During his time with the sheriff’s office, Harrison was involved in the planning and development of the Tooele County Detention Facility, which was completed in 2011. The 72,000-square-foot facility cost $25 million to build and has 277 beds.
“When you have that many sinks and lights, you’re going to have issues,” Harrison said. “For the most part I think it came out pretty good.”
In his last few months on the job, Harrison experienced another major change as the other divisions of the sheriff’s department moved into office space at the jail. He said it was good to have fresh blood in office space, after the corrections staff adjusted.
“At first it was a little hectic,” Harrison said. “We were used to our quiet little area.”
Now Harrison is looking for a bit of quiet time for himself after the daily grind of a law enforcement career. He said his immediate plans are to take a break and spend time with his family.
“Eventually I will go back to work but I’m just going to take it easy for a while and just go fishing and play with my boy,” he said.
While he’s uncertain what type of work he’d like to try next, Harrison said he’ll take his time making a decision and is hoping to find a career with steady hours.
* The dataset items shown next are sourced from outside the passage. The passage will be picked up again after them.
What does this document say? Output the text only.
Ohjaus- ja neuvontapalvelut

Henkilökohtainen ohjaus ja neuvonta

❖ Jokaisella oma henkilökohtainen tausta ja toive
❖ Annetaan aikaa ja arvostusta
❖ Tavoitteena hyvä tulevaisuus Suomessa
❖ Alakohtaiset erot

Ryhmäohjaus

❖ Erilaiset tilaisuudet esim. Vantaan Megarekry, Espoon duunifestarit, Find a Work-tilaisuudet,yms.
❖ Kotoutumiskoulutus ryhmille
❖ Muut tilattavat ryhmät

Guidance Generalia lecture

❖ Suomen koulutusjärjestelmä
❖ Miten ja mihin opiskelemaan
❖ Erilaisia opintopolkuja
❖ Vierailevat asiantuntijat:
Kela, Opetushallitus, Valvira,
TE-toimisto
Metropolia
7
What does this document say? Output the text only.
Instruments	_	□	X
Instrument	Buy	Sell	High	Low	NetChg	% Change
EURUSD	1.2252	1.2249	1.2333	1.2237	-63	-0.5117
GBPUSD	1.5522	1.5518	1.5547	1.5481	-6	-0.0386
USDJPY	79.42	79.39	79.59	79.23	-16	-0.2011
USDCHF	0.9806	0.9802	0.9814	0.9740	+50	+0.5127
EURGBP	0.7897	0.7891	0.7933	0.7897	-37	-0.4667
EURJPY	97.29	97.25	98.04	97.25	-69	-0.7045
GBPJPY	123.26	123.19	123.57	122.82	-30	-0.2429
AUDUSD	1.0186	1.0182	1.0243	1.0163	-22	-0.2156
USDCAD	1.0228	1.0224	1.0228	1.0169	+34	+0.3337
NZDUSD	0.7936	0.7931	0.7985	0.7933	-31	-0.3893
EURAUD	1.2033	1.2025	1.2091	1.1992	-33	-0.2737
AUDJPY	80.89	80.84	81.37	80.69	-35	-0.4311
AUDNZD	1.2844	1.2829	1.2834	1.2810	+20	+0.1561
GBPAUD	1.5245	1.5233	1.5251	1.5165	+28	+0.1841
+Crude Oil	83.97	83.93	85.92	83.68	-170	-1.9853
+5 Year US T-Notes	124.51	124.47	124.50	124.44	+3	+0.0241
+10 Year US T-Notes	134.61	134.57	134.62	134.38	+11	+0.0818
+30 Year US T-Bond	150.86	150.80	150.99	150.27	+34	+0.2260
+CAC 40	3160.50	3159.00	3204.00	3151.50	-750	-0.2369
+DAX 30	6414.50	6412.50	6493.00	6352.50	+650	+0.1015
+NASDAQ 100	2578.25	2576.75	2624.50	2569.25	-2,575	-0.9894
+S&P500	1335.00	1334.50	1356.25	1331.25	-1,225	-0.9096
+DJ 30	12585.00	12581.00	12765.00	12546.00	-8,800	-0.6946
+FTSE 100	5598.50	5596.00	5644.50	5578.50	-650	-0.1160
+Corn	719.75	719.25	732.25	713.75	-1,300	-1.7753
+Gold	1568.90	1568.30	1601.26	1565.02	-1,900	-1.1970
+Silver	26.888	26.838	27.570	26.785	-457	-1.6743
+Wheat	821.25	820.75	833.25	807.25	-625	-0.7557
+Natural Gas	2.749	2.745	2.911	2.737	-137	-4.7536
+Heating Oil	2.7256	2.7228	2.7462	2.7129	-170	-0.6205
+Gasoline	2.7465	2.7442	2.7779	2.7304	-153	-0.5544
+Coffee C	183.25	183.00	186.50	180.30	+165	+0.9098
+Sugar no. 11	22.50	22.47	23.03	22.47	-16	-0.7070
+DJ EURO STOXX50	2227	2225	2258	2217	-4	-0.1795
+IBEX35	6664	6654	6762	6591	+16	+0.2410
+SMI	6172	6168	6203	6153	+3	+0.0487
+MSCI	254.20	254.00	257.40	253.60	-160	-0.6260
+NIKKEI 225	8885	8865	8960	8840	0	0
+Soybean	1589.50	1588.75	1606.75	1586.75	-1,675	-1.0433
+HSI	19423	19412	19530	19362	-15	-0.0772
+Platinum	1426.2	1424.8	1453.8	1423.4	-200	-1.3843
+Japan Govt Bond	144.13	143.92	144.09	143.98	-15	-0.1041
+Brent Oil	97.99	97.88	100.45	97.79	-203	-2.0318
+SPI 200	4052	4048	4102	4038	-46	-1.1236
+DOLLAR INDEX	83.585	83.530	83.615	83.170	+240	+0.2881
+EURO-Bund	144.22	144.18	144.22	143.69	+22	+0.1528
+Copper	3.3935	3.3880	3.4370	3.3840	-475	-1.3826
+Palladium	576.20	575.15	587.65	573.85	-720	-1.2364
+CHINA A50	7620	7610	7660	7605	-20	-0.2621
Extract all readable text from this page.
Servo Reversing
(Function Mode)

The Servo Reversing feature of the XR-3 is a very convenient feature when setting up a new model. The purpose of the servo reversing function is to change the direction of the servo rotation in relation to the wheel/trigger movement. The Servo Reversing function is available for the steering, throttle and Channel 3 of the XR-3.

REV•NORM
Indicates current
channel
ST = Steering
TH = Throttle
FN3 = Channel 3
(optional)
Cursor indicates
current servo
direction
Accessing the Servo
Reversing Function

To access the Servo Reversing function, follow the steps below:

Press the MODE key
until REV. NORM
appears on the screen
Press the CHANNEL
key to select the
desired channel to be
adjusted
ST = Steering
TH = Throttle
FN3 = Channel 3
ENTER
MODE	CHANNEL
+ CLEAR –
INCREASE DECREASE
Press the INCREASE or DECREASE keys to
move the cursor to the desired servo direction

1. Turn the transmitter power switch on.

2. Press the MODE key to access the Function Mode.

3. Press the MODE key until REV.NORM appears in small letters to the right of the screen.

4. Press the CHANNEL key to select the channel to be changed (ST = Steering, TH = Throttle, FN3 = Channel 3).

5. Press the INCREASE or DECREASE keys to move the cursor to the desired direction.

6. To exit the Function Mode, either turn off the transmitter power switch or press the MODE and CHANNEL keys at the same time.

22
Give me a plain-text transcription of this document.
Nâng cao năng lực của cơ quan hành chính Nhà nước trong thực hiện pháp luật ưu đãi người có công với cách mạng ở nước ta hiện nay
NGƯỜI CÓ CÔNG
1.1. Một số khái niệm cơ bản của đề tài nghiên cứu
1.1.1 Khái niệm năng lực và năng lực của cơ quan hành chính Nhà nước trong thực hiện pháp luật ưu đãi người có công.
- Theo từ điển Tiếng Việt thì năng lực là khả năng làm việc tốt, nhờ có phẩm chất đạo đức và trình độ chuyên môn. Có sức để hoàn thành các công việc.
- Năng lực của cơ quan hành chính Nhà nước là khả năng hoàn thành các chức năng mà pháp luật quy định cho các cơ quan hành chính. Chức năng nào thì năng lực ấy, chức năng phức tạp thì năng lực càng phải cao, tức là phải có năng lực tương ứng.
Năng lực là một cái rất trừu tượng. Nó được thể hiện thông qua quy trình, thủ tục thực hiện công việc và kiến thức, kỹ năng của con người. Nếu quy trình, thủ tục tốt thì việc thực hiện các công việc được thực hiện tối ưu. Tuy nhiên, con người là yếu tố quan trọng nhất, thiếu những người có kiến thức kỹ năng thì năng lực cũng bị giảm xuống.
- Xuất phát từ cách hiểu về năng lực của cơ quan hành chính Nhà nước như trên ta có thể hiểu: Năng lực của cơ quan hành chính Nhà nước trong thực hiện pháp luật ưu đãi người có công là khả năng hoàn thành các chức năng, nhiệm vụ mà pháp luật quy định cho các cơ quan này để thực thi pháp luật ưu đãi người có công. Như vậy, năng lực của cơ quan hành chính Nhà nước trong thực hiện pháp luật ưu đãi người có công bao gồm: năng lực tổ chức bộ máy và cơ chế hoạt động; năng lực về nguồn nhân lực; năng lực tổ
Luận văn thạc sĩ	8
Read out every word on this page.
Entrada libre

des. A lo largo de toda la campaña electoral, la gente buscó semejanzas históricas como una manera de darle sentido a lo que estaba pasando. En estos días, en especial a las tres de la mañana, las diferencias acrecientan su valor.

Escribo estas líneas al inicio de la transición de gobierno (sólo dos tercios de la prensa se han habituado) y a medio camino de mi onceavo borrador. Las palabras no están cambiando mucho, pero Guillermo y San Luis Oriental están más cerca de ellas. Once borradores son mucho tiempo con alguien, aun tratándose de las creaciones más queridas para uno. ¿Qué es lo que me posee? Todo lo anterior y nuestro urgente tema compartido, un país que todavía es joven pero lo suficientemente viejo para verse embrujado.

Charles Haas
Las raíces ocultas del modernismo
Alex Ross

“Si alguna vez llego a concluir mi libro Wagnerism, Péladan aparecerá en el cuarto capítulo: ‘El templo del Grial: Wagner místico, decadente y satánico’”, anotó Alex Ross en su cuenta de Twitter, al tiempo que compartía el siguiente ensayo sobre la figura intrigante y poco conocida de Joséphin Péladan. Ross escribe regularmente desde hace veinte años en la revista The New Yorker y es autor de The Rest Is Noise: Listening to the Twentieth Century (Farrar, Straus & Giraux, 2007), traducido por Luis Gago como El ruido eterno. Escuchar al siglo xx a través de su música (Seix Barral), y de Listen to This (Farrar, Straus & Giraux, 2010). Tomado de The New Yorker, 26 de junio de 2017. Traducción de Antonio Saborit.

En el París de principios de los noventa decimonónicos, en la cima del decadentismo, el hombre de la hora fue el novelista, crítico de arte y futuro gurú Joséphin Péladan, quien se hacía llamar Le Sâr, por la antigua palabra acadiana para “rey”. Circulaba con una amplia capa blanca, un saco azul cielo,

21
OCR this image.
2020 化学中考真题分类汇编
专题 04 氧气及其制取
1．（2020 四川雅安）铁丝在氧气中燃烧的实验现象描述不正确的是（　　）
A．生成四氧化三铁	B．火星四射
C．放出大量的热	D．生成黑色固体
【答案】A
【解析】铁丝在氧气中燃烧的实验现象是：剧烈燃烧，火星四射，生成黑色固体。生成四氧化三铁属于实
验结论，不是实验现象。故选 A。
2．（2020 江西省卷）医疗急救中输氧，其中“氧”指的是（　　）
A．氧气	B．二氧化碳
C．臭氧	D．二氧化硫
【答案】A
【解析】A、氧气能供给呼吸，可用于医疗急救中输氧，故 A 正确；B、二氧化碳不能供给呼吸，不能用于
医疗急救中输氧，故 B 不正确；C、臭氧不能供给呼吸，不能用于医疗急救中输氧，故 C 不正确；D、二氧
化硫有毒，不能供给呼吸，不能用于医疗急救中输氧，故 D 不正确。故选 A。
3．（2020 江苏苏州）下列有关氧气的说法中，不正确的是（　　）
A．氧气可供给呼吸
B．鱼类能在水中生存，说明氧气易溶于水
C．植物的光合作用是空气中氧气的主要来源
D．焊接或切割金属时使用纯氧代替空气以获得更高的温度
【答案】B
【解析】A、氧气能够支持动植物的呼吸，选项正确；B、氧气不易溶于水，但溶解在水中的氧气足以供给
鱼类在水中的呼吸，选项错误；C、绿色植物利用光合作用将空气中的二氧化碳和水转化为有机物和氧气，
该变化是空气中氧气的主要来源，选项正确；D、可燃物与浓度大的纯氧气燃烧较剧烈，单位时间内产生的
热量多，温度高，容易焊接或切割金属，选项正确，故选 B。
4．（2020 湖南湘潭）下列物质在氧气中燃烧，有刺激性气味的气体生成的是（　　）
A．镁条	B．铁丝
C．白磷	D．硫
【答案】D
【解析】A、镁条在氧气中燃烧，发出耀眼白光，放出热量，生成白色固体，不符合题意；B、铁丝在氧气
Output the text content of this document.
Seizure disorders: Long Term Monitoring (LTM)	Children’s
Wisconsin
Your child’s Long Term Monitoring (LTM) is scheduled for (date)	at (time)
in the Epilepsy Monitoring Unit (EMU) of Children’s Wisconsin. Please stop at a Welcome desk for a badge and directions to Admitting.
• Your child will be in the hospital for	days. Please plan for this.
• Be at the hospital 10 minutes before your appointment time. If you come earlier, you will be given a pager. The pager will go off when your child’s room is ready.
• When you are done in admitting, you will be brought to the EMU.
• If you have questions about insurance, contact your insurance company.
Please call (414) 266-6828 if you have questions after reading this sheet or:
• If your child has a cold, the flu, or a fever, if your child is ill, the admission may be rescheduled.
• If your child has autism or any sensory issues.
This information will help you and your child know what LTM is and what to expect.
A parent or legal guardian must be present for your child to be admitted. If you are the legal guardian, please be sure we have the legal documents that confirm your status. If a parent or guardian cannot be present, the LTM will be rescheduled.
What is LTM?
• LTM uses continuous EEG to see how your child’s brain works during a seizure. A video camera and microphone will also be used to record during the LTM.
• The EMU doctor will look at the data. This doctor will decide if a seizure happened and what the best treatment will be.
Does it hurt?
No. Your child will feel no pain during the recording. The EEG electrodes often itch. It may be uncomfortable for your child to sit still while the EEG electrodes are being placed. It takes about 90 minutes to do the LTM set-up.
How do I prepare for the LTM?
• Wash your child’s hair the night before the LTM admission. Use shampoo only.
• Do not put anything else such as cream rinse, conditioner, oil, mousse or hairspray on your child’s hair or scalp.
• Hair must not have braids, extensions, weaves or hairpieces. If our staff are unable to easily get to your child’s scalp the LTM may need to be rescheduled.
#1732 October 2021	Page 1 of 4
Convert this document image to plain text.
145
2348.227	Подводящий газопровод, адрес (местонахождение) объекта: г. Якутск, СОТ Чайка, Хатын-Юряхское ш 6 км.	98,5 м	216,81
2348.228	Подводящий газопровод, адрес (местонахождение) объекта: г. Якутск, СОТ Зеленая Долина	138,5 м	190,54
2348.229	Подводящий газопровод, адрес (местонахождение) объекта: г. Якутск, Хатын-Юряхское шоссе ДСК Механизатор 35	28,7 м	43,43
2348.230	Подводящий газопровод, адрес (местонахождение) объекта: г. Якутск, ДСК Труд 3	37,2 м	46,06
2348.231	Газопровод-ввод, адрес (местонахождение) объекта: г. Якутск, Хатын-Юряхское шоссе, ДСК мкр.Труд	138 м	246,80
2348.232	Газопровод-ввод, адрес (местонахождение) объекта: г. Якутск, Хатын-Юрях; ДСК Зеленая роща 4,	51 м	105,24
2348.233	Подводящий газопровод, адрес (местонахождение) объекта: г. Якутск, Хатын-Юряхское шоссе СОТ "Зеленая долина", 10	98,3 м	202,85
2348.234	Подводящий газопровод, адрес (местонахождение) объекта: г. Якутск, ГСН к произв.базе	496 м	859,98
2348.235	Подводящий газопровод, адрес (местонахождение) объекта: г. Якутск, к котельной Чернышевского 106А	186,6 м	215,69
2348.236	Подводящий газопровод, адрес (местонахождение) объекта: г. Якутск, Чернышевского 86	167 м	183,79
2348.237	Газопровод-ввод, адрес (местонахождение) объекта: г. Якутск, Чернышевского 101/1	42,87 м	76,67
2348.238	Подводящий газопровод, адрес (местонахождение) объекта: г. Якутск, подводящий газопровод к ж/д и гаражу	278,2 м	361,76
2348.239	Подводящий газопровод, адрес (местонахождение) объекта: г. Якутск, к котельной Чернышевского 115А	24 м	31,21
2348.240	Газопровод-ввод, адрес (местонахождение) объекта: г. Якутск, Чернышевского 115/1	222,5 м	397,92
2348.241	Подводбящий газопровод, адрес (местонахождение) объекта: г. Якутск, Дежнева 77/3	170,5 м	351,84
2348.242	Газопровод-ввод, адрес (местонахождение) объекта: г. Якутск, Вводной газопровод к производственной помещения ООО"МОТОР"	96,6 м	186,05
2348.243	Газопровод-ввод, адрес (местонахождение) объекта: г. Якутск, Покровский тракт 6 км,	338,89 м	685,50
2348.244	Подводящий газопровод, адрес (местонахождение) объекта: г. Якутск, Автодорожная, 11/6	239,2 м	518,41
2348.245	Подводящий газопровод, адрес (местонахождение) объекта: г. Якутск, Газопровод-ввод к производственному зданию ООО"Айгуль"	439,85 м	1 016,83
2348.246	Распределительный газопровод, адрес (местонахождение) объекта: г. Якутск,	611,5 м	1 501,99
“It’s kind of hard when you’ve done law enforcement for 28, 29 years,” he said. “I’m going to be kind of selective with what I’m going to look for and have a job where I can go punch in, do my job, punch out and go home.”
Despite the challenges a law enforcement career can represent, Harrison said he has good memories.
“It’s been a good career,” he said. “There’s some aspects of it that I will miss and some people that I work with that I’ll definitely miss.”
Lt. Ray Clinton took over as jail commander following Harrison’s official last day, which was Wednesday.